Wenn ein Ski in der Waschmaschine geschreddert wird

Nach der Unterbrechung mit Geographie und Rechnen gilt der Kurzzeitspeicher des menschlichen Gedächtnisses, der über 20 Sekunden lang etwa sieben Zeichen ("Chunks") speichern kann, als gelöscht. Die Nummern sollen nämlich aus dem Langzeitgedächtnis abgerufen werden. Die Kinder legen los.

Fünf Minuten lang herrscht Hochkonzentration, nur die Bleistifte schaben über die Blätter. "Nonne", erinnert sich Christine, und notiert eine 22. Vor Christines innerem Auge kniet die Klosterfrau vor einem "Baum" (93), aus dem eine "Taube" (19) fliegt, die der Nonne erklärt, der Baum sei eine "Tanne" (12).

Die Geschichte zur Memorierung der vierten Telefonnummer hat die 12-Jährige sich selbst ausgedacht, die Begriffe zu den Zahlen - Nonne für 22 - hat Karsten den Kindern beigebracht: das so genannte Mastersystem. Danach wird jeder Zahl von 0 bis 9 ein Konsonant zugeordnet. Für 2 etwa steht das n, weil n zwei Striche hat. 22 ist also nn, und für nn steht im Mastersystem die "Nonne".

Gefühle lassen Erinnerungen länger haften

Dennis hat sich die Masterbegriffe per Loci-Methode gemerkt und dazu schon daheim eine eigene Erinnerungsroute eingeprägt. In seiner Vorstellung hockt jetzt ein Schaf - die 68 - zu Hause auf dem Klo, eine Kette (71) glitzert quer über dem Spiegel, in der Badewanne liegt ein toter Mafioso (Mafia für 38), und ein passend gehackter Ski (06) wird gerade in Mamas Waschmaschine geschreddert.

Grafik: Wie das Gedächtnis funktioniert
DER SPIEGEL

Grafik: Wie das Gedächtnis funktioniert

Je absurder und witziger die Erinnerungshilfen sind, hat Karsten den Kindern eingebläut (und für Erwachsene: je "erregender"), desto leichter seien sie zu merken. Gefühle wecken Erinnerungen - ebenso wie Gerüche, Klänge oder Bewegungen. Weswegen das Gehirn auch alles, von Vokabeln bis hin zu Mathe-Formeln, rythmisiert oder mit einer Melodie versehen besser speichere.

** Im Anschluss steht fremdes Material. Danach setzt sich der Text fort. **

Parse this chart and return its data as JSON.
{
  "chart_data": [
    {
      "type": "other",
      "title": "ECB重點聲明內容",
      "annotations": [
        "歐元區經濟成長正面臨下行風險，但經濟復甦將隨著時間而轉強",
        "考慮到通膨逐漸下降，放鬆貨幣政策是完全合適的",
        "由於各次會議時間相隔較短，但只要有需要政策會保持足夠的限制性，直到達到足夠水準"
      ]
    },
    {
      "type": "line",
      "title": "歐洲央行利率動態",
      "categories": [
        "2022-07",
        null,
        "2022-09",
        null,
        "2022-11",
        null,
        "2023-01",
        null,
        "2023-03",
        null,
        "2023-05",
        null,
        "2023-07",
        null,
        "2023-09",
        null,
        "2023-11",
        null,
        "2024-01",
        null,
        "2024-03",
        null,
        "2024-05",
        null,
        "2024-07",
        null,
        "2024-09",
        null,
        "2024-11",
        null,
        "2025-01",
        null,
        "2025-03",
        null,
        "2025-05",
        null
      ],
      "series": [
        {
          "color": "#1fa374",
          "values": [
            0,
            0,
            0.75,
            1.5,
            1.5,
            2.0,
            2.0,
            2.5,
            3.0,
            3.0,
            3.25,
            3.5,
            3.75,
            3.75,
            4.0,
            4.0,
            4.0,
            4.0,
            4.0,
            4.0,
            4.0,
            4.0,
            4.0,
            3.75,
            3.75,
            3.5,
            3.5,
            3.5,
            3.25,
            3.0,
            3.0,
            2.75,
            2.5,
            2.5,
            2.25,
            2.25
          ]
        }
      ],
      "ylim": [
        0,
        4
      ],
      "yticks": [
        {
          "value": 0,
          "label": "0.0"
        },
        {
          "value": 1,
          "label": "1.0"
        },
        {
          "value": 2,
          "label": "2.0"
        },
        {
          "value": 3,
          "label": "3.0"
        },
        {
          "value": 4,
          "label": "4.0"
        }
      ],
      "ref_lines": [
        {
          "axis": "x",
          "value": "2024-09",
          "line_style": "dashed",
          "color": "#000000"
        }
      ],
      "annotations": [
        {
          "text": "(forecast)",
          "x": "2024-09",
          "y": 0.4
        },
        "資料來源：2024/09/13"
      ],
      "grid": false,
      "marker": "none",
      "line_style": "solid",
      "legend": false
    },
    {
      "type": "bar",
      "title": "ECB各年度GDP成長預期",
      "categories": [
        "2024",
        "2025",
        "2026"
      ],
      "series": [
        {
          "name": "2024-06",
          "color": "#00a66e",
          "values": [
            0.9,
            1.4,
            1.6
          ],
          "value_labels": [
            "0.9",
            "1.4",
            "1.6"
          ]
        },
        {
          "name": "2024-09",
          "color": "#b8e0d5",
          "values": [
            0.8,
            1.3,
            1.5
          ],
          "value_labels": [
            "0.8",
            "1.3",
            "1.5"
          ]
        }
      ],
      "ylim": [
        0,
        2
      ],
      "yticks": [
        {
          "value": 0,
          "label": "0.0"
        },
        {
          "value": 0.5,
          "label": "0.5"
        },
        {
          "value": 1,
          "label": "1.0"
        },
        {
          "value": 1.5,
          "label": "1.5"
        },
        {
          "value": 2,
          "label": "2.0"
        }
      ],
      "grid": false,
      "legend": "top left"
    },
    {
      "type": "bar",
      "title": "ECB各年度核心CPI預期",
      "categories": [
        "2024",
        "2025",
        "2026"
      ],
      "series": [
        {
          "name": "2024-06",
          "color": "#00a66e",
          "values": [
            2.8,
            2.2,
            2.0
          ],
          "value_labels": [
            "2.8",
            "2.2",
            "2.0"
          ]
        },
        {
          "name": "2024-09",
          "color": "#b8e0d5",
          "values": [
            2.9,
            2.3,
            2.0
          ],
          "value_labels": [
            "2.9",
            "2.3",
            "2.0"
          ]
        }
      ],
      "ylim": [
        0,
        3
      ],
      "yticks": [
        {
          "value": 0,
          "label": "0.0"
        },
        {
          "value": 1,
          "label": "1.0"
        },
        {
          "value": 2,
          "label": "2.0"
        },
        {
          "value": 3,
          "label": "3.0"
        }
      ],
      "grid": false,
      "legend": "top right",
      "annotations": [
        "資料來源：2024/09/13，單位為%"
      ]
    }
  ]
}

Genauer gesagt bleibt Wissen auf diese Weise besser abrufbar. Entgegen aller menschlichen Erfahrung propagiert Karsten nämlich: "Das Gehirn speichert alles. Für immer. Das Problem ist nur, dass wir die Schlüssel zu unserem Wissen verlieren." Ein Problem, das durch Karstens Methode allerdings auch nicht zweifelsfrei lösbar ist: Das Behalten seiner Memo-Schlüssel mutet anfangs mindestens so aufwendig an wie die zu memorierenden Daten selbst.